Schnell auf den Punkt zu kommen, das ist eigentlich das Reich des Popsongs. Die Welt in drei Minuten. Doch mainstreamtauglicher Pop ist nur das Material für eine komplexe Praxis. Tanzen, reden, Radio hören, Videos schauen, kleiden. Es gibt viel mehr Reaktionsmöglichkeiten auf Pop als auf Theater. Doch jetzt, wenn der digitalen Musikdatei das Bild abhanden kommt, die Musiksammlungen eines jeden exponentiell wachsen und sich im Internet die Hörzeiten für den einzelnen Song folglich verkürzen, wird der Erkennungsdruck auf einen Hit ähnlich groß wie zu Zeiten der Single in den Fünfzigerjahren.
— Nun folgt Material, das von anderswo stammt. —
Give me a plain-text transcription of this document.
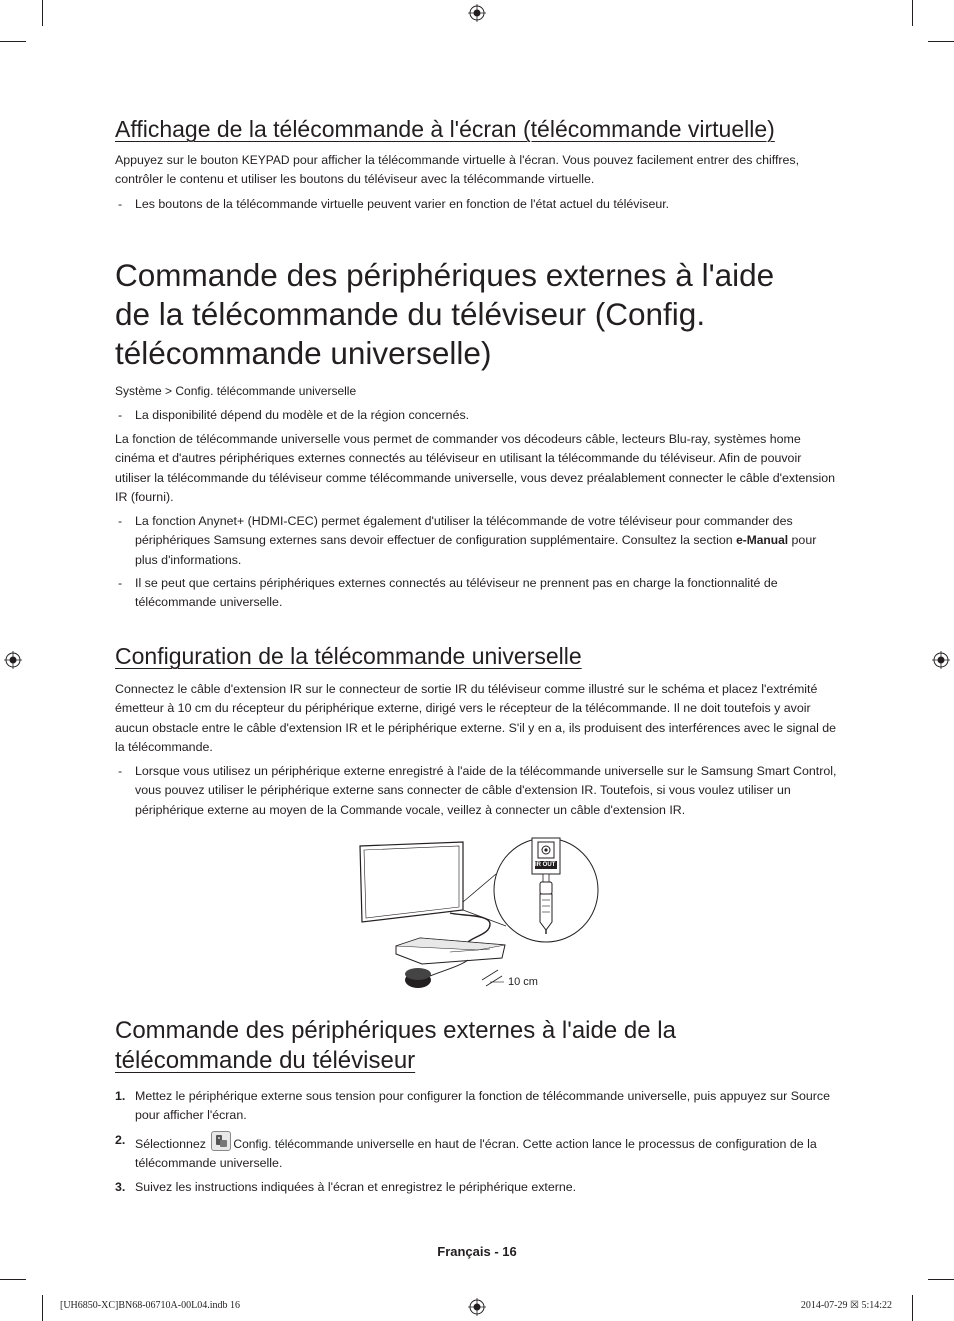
Affichage de la télécommande à l'écran (télécommande virtuelle)

Appuyez sur le bouton KEYPAD pour afficher la télécommande virtuelle à l'écran. Vous pouvez facilement entrer des chiffres, contrôler le contenu et utiliser les boutons du téléviseur avec la télécommande virtuelle.

- Les boutons de la télécommande virtuelle peuvent varier en fonction de l'état actuel du téléviseur.
Commande des périphériques externes à l'aide
de la télécommande du téléviseur (Config.
télécommande universelle)

Système > Config. télécommande universelle

- La disponibilité dépend du modèle et de la région concernés.

La fonction de télécommande universelle vous permet de commander vos décodeurs câble, lecteurs Blu-ray, systèmes home cinéma et d'autres périphériques externes connectés au téléviseur en utilisant la télécommande du téléviseur. Afin de pouvoir utiliser la télécommande du téléviseur comme télécommande universelle, vous devez préalablement connecter le câble d'extension IR (fourni).

- La fonction Anynet+ (HDMI-CEC) permet également d'utiliser la télécommande de votre téléviseur pour commander des périphériques Samsung externes sans devoir effectuer de configuration supplémentaire. Consultez la section e-Manual pour plus d'informations.
- Il se peut que certains périphériques externes connectés au téléviseur ne prennent pas en charge la fonctionnalité de télécommande universelle.
Configuration de la télécommande universelle

Connectez le câble d'extension IR sur le connecteur de sortie IR du téléviseur comme illustré sur le schéma et placez l'extrémité émetteur à 10 cm du récepteur du périphérique externe, dirigé vers le récepteur de la télécommande. Il ne doit toutefois y avoir aucun obstacle entre le câble d'extension IR et le périphérique externe. S'il y en a, ils produisent des interférences avec le signal de la télécommande.

- Lorsque vous utilisez un périphérique externe enregistré à l'aide de la télécommande universelle sur le Samsung Smart Control, vous pouvez utiliser le périphérique externe sans connecter de câble d'extension IR. Toutefois, si vous voulez utiliser un périphérique externe au moyen de la Commande vocale, veillez à connecter un câble d'extension IR.
Commande des périphériques externes à l'aide de la
télécommande du téléviseur
1. Mettez le périphérique externe sous tension pour configurer la fonction de télécommande universelle, puis appuyez sur Source pour afficher l'écran.
2. Sélectionnez
Config. télécommande universelle en haut de l'écran. Cette action lance le processus de configuration de la télécommande universelle.
3. Suivez les instructions indiquées à l'écran et enregistrez le périphérique externe.
IR OUT
10 cm
Français - 16
[UH6850-XC]BN68-06710A-00L04.indb 16	2014-07-29 ☒ 5:14:22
Heutige Hitproduktionen können sich in den ersten 20 Sekunden keine Dynamik mehr leisten, Pegel und Dichte müssen von Anfang an hoch sein. Mehr Zeit für den Matchentscheid ist nicht. Selbst hier kann man, wie im Theater, von einer Wende hin zum Einfachen sprechen. Zum Schnellen. Der neue Pop im Theater kommt nicht von verspielten, zitierfreudigen und bilderreichen Regisseuren wie Stefan Pucher, die man gern als Popregisseure verschreit. Der neue Pop ist diese pathetische Ernsthaftigkeit, die auf jeden Umweg verzichtet und schnell auf zentrale Botschaften hinsteuert.

Der Theoretiker der Beschleunigung, Paul Virilio, ist aus den Programmheften der Theater wieder verschwunden. Die Geschwindigkeit kümmert das wenig, sie nimmt munter zu. Vor allen Dingen in Subventionsdebatten beruft man sich auf die Rolle des Theaters als Kontemplationsraum, als letzte Stätten der Langsamkeit und der Ruhe in den Innenstädten. Gleichzeitig unterwirft man die Produkte unter steigendem Spardruck oft gnadenlosen Vereinfachungen. Das soll Publikumsnähe schaffen. Schafft aber nur neue Kathedralen.